Esclusa la Cecoslovacchia, dove Kafka era ancora bandito, Zagabria è stata per Welles più di un ripiego. È una soluzione creativa: città moderna, mitteleuropea e austro-ungarica. Insieme vera e ancora immaginata, come il cinema di Grlić racconta da più di trent’anni.
Nel suo “Just between us” Zagabria è ancora vera solo visto da dentro. L’ipocrisia di due coppie si incrocia in tradimenti e misfatti che ne rivela i caratteri. Uomini e donne rilegati in casa, dove non possono imbrogliare.
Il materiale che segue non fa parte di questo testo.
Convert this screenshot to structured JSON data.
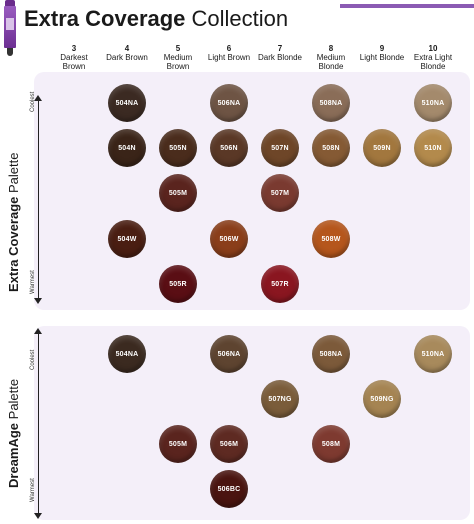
{
  "header": {
    "title_bold": "Extra Coverage",
    "title_regular": " Collection"
  },
  "columns": [
    {
      "num": "3",
      "name": "Darkest Brown"
    },
    {
      "num": "4",
      "name": "Dark Brown"
    },
    {
      "num": "5",
      "name": "Medium Brown"
    },
    {
      "num": "6",
      "name": "Light Brown"
    },
    {
      "num": "7",
      "name": "Dark Blonde"
    },
    {
      "num": "8",
      "name": "Medium Blonde"
    },
    {
      "num": "9",
      "name": "Light Blonde"
    },
    {
      "num": "10",
      "name": "Extra Light Blonde"
    }
  ],
  "palette1": {
    "label_bold": "Extra Coverage",
    "label_regular": " Palette",
    "coolest": "Coolest",
    "warmest": "Warmest",
    "swatches": [
      {
        "code": "504NA",
        "color": "#3b2a22"
      },
      {
        "code": "506NA",
        "color": "#6e5444"
      },
      {
        "code": "508NA",
        "color": "#8a6d58"
      },
      {
        "code": "510NA",
        "color": "#a48a6c"
      },
      {
        "code": "504N",
        "color": "#3a2418"
      },
      {
        "code": "505N",
        "color": "#4a2c1c"
      },
      {
        "code": "506N",
        "color": "#5a3826"
      },
      {
        "code": "507N",
        "color": "#6e4628"
      },
      {
        "code": "508N",
        "color": "#855a34"
      },
      {
        "code": "509N",
        "color": "#a2773e"
      },
      {
        "code": "510N",
        "color": "#b38a4c"
      },
      {
        "code": "505M",
        "color": "#5a241e"
      },
      {
        "code": "507M",
        "color": "#7a3a30"
      },
      {
        "code": "504W",
        "color": "#4a1e12"
      },
      {
        "code": "506W",
        "color": "#8a3e1a"
      },
      {
        "code": "508W",
        "color": "#b5561c"
      },
      {
        "code": "505R",
        "color": "#5a0e14"
      },
      {
        "code": "507R",
        "color": "#8a1620"
      }
    ]
  },
  "palette2": {
    "label_bold": "DreamAge",
    "label_regular": " Palette",
    "coolest": "Coolest",
    "warmest": "Warmest",
    "swatches": [
      {
        "code": "504NA",
        "color": "#3b2a20"
      },
      {
        "code": "506NA",
        "color": "#5e4430"
      },
      {
        "code": "508NA",
        "color": "#7c5a3a"
      },
      {
        "code": "510NA",
        "color": "#a88a5c"
      },
      {
        "code": "507NG",
        "color": "#7a5c3a"
      },
      {
        "code": "509NG",
        "color": "#a58452"
      },
      {
        "code": "505M",
        "color": "#5a241e"
      },
      {
        "code": "506M",
        "color": "#5e2a22"
      },
      {
        "code": "508M",
        "color": "#7e3a30"
      },
      {
        "code": "506BC",
        "color": "#4a1410"
      }
    ]
  }
}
La quarantena dei sentimenti prima del lockdown. Grlić come gli Oasis: la rivoluzione ha inizio a letto. Perché i caffè, le strade, sono crogioli di obblighi e paure.
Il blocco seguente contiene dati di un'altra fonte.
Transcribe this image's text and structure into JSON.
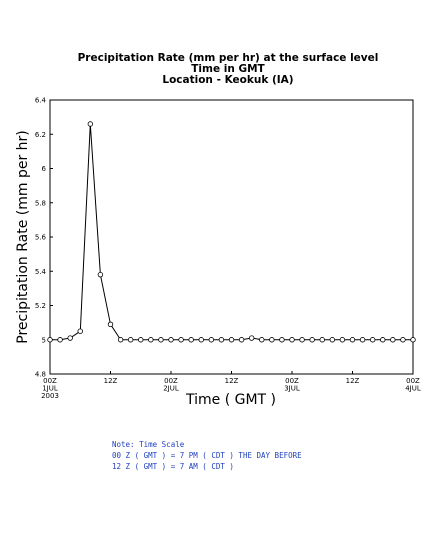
{
  "chart_data": {
    "type": "line",
    "title": "Precipitation Rate (mm per hr) at the surface level",
    "subtitle_1": "Time in GMT",
    "subtitle_2": "Location - Keokuk (IA)",
    "xlabel": "Time ( GMT )",
    "ylabel": "Precipitation Rate (mm per hr)",
    "ylim": [
      4.8,
      6.4
    ],
    "yticks": [
      "4.8",
      "5",
      "5.2",
      "5.4",
      "5.6",
      "5.8",
      "6",
      "6.2",
      "6.4"
    ],
    "x_range_hours": [
      0,
      72
    ],
    "xticks": [
      {
        "hour": 0,
        "lines": [
          "00Z",
          "1JUL",
          "2003"
        ]
      },
      {
        "hour": 12,
        "lines": [
          "12Z"
        ]
      },
      {
        "hour": 24,
        "lines": [
          "00Z",
          "2JUL"
        ]
      },
      {
        "hour": 36,
        "lines": [
          "12Z"
        ]
      },
      {
        "hour": 48,
        "lines": [
          "00Z",
          "3JUL"
        ]
      },
      {
        "hour": 60,
        "lines": [
          "12Z"
        ]
      },
      {
        "hour": 72,
        "lines": [
          "00Z",
          "4JUL"
        ]
      }
    ],
    "x_hours": [
      0,
      2,
      4,
      6,
      8,
      10,
      12,
      14,
      16,
      18,
      20,
      22,
      24,
      26,
      28,
      30,
      32,
      34,
      36,
      38,
      40,
      42,
      44,
      46,
      48,
      50,
      52,
      54,
      56,
      58,
      60,
      62,
      64,
      66,
      68,
      70,
      72
    ],
    "values": [
      5,
      5,
      5.01,
      5.05,
      6.26,
      5.38,
      5.09,
      5,
      5,
      5,
      5,
      5,
      5,
      5,
      5,
      5,
      5,
      5,
      5,
      5,
      5.01,
      5,
      5,
      5,
      5,
      5,
      5,
      5,
      5,
      5,
      5,
      5,
      5,
      5,
      5,
      5,
      5
    ],
    "grid": false,
    "line_color": "#000000",
    "marker": "open-circle"
  },
  "note": {
    "line1": "Note: Time Scale",
    "line2": "00 Z ( GMT ) = 7 PM ( CDT ) THE DAY BEFORE",
    "line3": "12 Z ( GMT ) = 7 AM ( CDT )",
    "color": "#1f3fbf"
  }
}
Nikola tradisce la moglie con una donna con cui ha un figlio. Nessuno lo sa e quando va a trovarla è costretto a rimanere in casa. Al primo errore, un’uscita al market per strada, viene scoperto. La vita urbana non perdona.
La fotografia di Slobodan Trninic incontra un mondo confuso nel mercato Dolac, dove i suoi protagonisti, fratelli capaci di amare solo nella menzogna, si rubano le amanti. La confusione umana non è nuova a Dolac 9, dove nel 1988 divenne anche rombo di motori e azione pura. Jackie Chan che in “Armor of God” salta il mercato inseguito da delle motociclette è tra le scene più belle e assurde che Zagabria abbia mai ospitato.
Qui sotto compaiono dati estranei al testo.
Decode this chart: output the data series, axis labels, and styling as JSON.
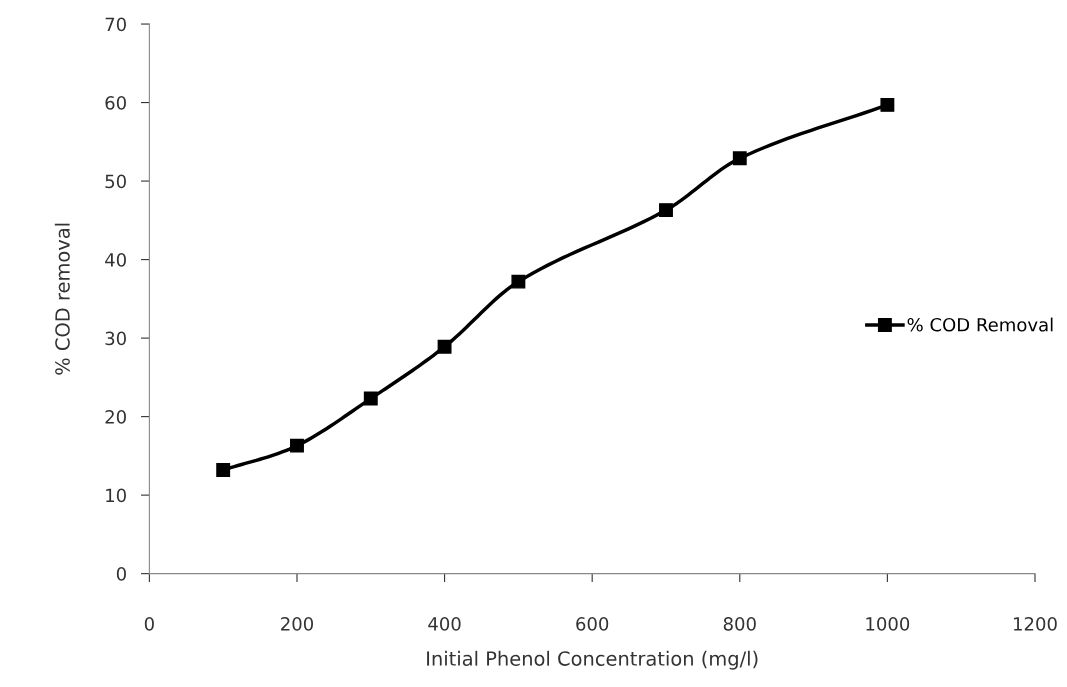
{
  "chart_data": {
    "type": "line",
    "xlabel": "Initial Phenol Concentration (mg/l)",
    "ylabel": "% COD removal",
    "x": [
      100,
      200,
      300,
      400,
      500,
      700,
      800,
      1000
    ],
    "series": [
      {
        "name": "% COD Removal",
        "color": "#000000",
        "values": [
          13.2,
          16.3,
          22.3,
          28.9,
          37.2,
          46.3,
          52.9,
          59.7
        ]
      }
    ],
    "xlim": [
      0,
      1200
    ],
    "xticks": [
      0,
      200,
      400,
      600,
      800,
      1000,
      1200
    ],
    "ylim": [
      0,
      70
    ],
    "yticks": [
      0,
      10,
      20,
      30,
      40,
      50,
      60,
      70
    ],
    "marker": "square",
    "line_style": "solid",
    "legend": "right",
    "grid": false
  }
}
Quando Nikola va dall’amante finge di essere in viaggio. Ogni volta una città diversa: Monaco, Parigi, Rotterdam. Deciso con chi stare darà la risposta giusta e ritroverà ordine in questa giungla di cemento e storia: «In quale città saresti oggi?», «Zagabria».
La città borghese e sofferente cambia volto (e conto in banca) nella vecchia ferrovia, a Jagiceva 2. Il centro è ancora un appartamento. In “Fine dead girls”, di Dalibor Matanić un gruppo di famiglie si schiera contro le nuove inquiline, una coppia omosessuale che scandalizza fino a portare alla tragedia. Un noir color ocra su una capitale alle prese con la violenza mai digerita dalle guerre balcaniche. Gli edifici protagonisti oggi non esistono più, ma il film resta presente e sa spiegare alcuni misteri.
Perché in “The Constitution” si parla di un assassino di cani che si aggirerebbe con le peggiori intenzioni? La questione è secondaria nella storia, ma primaria per un’immagine che inserisce a ogni visione sulla città questo figuro. Anche quando il film finisce, la coppia aiutata dal professore parte per un viaggio (si torna fuori, all’esterno) e sul marciapiede, sfocato ma riconoscibile, c’è lui. Ombra indistinta e onnipresente di una paura urbana. Il film, del 2016, parla della lunga storia croata senza ignorare un presente incerto, costellato di dubbi e speranze (il finale felice sporcato dall’uomo misterioso) dell’ultima tra le città divenute capitali di un paese membro dell’Unione Europea.